The texture’s always dreamy, thick & smooth, but at its best it’s got that tang only enough, i.e., a lotta lotta, lemon juice can offer. Otherwise, as was the case with the take-out order above, it’s merely chickpea-&-tahini creamy, without much oomph.

That said, the tahini sauce per se has that slightly bitter kick I really dig, especially for countering the hit of oily juices squirting from the veggie-stuffed grape leaves (which are solid in their simple way; personally, a little ground lamb or some chopped nuts & dried fruit make for my favorite versions—if it’s not obvious I’m all about the bold flavor & texture contrasts by now, I don’t know what it’s obvious I’m all about—but something done right’s something done right any way you chomp it).

Jgrapeleaves

It’s also good for getting the thick crust on the fried kibbeh to kick back, loosen up a little, & show its cumin-scented soft side, all moist ground beef & cracked wheat. (The online menu says something about the inclusion of beef tips—without exactly knowing what it is I’m begging to differ about, I beg to.)

Jkibbeh

It had a harder time getting through to this particular order of falafel,

Jfalafel

which can be dandy but was way too dry & tough this time.

This time, actually—an all-app affair—the dandiest thing was the tabbouleh.

Jtabbouleh

You’d think by now every gun-totin’, money-grubbin’ infidel in the wild West would know that tabbouleh is a parsley salad with bulgur, not a bulgur salad with parsley.

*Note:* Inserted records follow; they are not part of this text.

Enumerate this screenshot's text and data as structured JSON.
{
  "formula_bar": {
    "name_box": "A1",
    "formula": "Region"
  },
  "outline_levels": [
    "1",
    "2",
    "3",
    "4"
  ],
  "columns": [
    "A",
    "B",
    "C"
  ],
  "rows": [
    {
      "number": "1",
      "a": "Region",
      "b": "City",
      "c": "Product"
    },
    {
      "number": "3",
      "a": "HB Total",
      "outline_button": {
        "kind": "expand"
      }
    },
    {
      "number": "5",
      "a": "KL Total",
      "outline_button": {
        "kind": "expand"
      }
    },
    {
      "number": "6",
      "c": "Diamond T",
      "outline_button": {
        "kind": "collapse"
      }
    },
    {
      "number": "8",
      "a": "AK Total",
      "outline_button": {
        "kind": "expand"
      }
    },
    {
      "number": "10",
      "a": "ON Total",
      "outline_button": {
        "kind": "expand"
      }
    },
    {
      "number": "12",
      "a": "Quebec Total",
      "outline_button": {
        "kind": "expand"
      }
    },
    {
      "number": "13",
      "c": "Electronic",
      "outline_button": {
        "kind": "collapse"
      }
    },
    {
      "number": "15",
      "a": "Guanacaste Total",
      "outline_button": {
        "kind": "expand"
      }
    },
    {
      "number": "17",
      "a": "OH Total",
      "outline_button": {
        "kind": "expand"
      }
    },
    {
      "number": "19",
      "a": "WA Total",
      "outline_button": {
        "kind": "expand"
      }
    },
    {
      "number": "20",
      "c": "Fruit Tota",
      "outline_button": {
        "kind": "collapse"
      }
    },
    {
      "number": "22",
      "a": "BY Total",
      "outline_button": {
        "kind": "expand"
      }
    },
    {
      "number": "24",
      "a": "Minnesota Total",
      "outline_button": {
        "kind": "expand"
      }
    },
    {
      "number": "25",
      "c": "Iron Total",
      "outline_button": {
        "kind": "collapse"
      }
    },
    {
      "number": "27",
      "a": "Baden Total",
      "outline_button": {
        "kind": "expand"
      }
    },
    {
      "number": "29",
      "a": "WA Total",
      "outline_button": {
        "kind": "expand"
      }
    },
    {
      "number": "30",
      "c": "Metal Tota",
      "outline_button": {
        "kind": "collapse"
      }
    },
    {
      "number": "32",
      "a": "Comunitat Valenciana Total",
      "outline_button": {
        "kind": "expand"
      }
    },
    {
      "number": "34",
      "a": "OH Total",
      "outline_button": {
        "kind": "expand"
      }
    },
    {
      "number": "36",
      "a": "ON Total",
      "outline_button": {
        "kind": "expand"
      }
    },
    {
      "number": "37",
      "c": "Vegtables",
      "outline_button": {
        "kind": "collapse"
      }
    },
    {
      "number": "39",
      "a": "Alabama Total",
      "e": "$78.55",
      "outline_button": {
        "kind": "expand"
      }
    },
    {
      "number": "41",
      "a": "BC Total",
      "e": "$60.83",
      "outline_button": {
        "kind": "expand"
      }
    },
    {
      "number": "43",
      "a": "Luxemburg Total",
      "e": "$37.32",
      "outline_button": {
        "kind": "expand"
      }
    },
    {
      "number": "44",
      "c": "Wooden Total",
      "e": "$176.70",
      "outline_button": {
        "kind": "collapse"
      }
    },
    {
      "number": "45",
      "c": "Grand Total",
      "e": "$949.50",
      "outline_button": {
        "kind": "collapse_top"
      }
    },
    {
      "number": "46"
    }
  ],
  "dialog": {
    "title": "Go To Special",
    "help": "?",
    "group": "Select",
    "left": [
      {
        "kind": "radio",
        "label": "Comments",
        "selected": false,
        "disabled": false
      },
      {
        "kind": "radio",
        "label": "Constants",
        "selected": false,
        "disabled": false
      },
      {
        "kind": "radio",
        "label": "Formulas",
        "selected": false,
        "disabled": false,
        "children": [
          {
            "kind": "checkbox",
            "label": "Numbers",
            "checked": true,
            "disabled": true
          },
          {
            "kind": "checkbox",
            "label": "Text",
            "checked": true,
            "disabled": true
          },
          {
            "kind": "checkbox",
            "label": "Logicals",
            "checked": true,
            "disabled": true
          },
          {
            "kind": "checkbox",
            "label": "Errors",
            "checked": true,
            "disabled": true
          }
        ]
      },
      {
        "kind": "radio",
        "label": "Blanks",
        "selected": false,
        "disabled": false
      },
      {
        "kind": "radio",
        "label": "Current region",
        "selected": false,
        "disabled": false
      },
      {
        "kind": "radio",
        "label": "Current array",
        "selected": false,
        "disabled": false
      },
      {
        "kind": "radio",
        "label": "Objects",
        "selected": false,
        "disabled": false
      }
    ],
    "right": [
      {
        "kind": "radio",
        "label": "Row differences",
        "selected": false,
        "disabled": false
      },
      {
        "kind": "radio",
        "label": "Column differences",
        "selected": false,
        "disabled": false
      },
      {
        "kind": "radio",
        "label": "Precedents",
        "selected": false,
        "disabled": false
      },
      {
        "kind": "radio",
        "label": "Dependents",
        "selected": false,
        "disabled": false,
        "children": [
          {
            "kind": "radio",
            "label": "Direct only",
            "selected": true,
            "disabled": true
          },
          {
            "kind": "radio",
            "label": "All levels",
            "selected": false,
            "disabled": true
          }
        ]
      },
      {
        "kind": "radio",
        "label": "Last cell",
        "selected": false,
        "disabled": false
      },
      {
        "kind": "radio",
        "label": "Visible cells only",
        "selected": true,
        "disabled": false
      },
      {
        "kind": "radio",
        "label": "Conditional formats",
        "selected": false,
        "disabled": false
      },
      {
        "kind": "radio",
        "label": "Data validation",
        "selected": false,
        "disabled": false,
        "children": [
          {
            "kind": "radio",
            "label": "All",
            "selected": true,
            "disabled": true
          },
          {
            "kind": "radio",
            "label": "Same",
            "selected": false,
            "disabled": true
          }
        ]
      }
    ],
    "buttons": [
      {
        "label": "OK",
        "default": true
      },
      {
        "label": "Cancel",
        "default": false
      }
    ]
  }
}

But since not everyone seems to—for the record, it is. The proportions here, as well as those of the onions, tomatoes & simple dressing of olive oil & lemon, were just right, making for a refresher course in refreshing courses—a little bitter, a little tart, a little crunchy, a little juicy, etc.

Ultimately my biggest beef was with the pita—room temp, straight from the package. Straight in the package, in fact—they gave us a bag & a half, or something like 10 store-bought pitas for 5 apps. That’s generous, I guess, in a cheap way, but I’d rather have had the opportunity to at least pretend it had left the premises warm (which it occasionally is if you eat in), never mind fluffy & hot from some sort of clay oven.

Whatever. Next time I’m feeling lazy—about an hour from now—I’ll undoubtedly make the 3-minute pilgrimmage once again. By car, of course.

**Unless you love you the rotting silver tones of some incessant ululation, I really urge you to turn the volume down before clicking through to this site.